Thousands of unionized Starbucks workers walked off the job Thursday amid the coffee chain’s annual Red Cup Day in protest of the company’s various promotional days and persistent staffing issues.
Starbucks Workers United, which represents more than 9,000 workers at hundreds stores, said about 5,000 people were participating in the so-called “Red Cup Rebellion” at about 200 stores.
The union is demanding that Starbucks bargain over staffing and scheduling issues and turn off mobile ordering on promotion days like Red Cup Day that produce a “flood of customers,” often without additional staffing.
Red Cup Day, a yearly event in which Starbucks gives away free reusable holiday cups, is the company’s “biggest sales event of the season,” according to Starbucks Workers United. The union noted that it is also “one of the most infamously hard, understaffed days for the baristas that work them.”
A Starbucks spokesperson acknowledged in a statement Thursday that promotional days “change store patterns and traffic.”

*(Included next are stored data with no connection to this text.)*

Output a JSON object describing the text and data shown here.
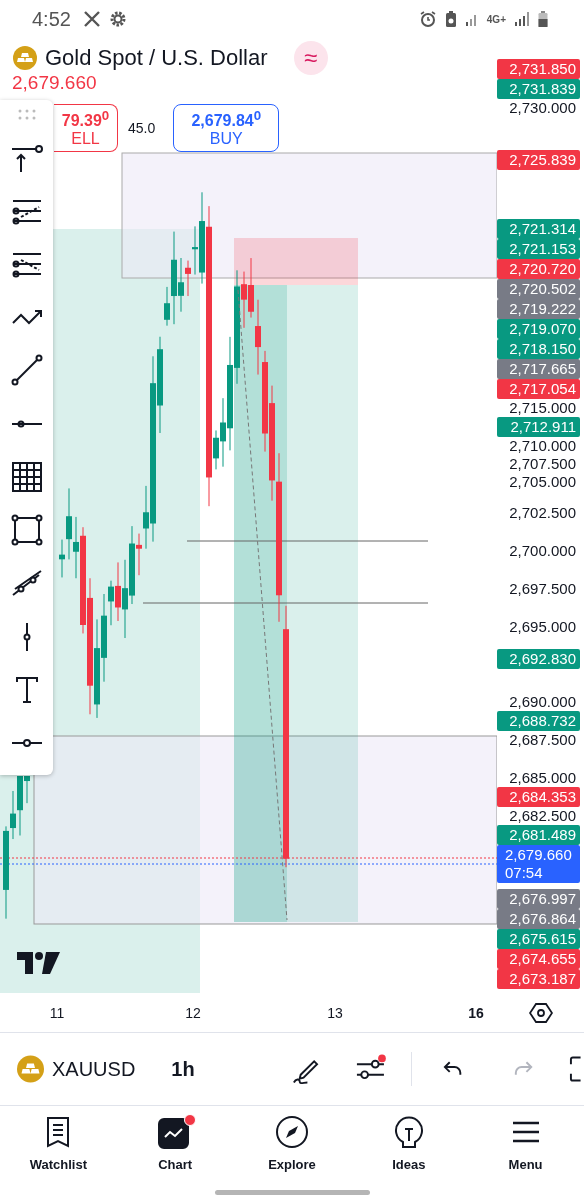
{
  "status_bar": {
    "time": "4:52",
    "network": "4G+"
  },
  "header": {
    "title": "Gold Spot / U.S. Dollar",
    "badge": "≈",
    "last_price": "2,679.660",
    "sell": {
      "price": "79.39$^{0}$",
      "label": "ELL"
    },
    "spread": "45.0",
    "buy": {
      "price": "2,679.84$^{0}$",
      "label": "BUY"
    }
  },
  "price_axis": [
    {
      "kind": "badge",
      "text": "2,731.850",
      "color": "#f23645"
    },
    {
      "kind": "badge",
      "text": "2,731.839",
      "color": "#089981"
    },
    {
      "kind": "tick",
      "text": "2,730.000"
    },
    {
      "kind": "badge",
      "text": "2,725.839",
      "color": "#f23645"
    },
    {
      "kind": "badge",
      "text": "2,721.314",
      "color": "#089981"
    },
    {
      "kind": "badge",
      "text": "2,721.153",
      "color": "#089981"
    },
    {
      "kind": "badge",
      "text": "2,720.720",
      "color": "#f23645"
    },
    {
      "kind": "badge",
      "text": "2,720.502",
      "color": "#787b86"
    },
    {
      "kind": "badge",
      "text": "2,719.222",
      "color": "#787b86"
    },
    {
      "kind": "badge",
      "text": "2,719.070",
      "color": "#089981"
    },
    {
      "kind": "badge",
      "text": "2,718.150",
      "color": "#089981"
    },
    {
      "kind": "badge",
      "text": "2,717.665",
      "color": "#787b86"
    },
    {
      "kind": "badge",
      "text": "2,717.054",
      "color": "#f23645"
    },
    {
      "kind": "tick",
      "text": "2,715.000"
    },
    {
      "kind": "badge",
      "text": "2,712.911",
      "color": "#089981"
    },
    {
      "kind": "tick",
      "text": "2,710.000"
    },
    {
      "kind": "tick",
      "text": "2,707.500"
    },
    {
      "kind": "tick",
      "text": "2,705.000"
    },
    {
      "kind": "tick",
      "text": "2,702.500"
    },
    {
      "kind": "tick",
      "text": "2,700.000"
    },
    {
      "kind": "tick",
      "text": "2,697.500"
    },
    {
      "kind": "tick",
      "text": "2,695.000"
    },
    {
      "kind": "badge",
      "text": "2,692.830",
      "color": "#089981"
    },
    {
      "kind": "tick",
      "text": "2,690.000"
    },
    {
      "kind": "badge",
      "text": "2,688.732",
      "color": "#089981"
    },
    {
      "kind": "tick",
      "text": "2,687.500"
    },
    {
      "kind": "tick",
      "text": "2,685.000"
    },
    {
      "kind": "badge",
      "text": "2,684.353",
      "color": "#f23645"
    },
    {
      "kind": "tick",
      "text": "2,682.500"
    },
    {
      "kind": "badge",
      "text": "2,681.489",
      "color": "#089981"
    },
    {
      "kind": "countdown",
      "text": "2,679.660",
      "sub": "07:54",
      "color": "#2962ff"
    },
    {
      "kind": "badge",
      "text": "2,676.997",
      "color": "#787b86"
    },
    {
      "kind": "badge",
      "text": "2,676.864",
      "color": "#787b86"
    },
    {
      "kind": "badge",
      "text": "2,675.615",
      "color": "#089981"
    },
    {
      "kind": "badge",
      "text": "2,674.655",
      "color": "#f23645"
    },
    {
      "kind": "badge",
      "text": "2,673.187",
      "color": "#f23645"
    }
  ],
  "time_axis": [
    {
      "label": "11",
      "bold": false
    },
    {
      "label": "12",
      "bold": false
    },
    {
      "label": "13",
      "bold": false
    },
    {
      "label": "16",
      "bold": true
    }
  ],
  "toolbar": {
    "symbol": "XAUUSD",
    "interval": "1h",
    "indicator_alert": true,
    "redo_disabled": true
  },
  "nav": [
    {
      "label": "Watchlist",
      "selected": false,
      "alert": false
    },
    {
      "label": "Chart",
      "selected": true,
      "alert": true
    },
    {
      "label": "Explore",
      "selected": false,
      "alert": false
    },
    {
      "label": "Ideas",
      "selected": false,
      "alert": false
    },
    {
      "label": "Menu",
      "selected": false,
      "alert": false
    }
  ]
}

“That’s why our retail leaders have the flexibility to build and adjust staffing schedules to reflect the unique and dynamic needs of each store — balancing store resources and expected customer demand to ensure partners are on the floor when they’re needed most,” the spokesperson said.
He added that schedules are created three weeks in advance with employees’ “availability and preferences at the forefront” and that stores are often “provided additional labor hours to augment staffing” for promotional days.
According to the coffee chain, workers at fewer than 100 stores were participating in Thursday’s strike, and a majority of those stores remained open and were serving customers.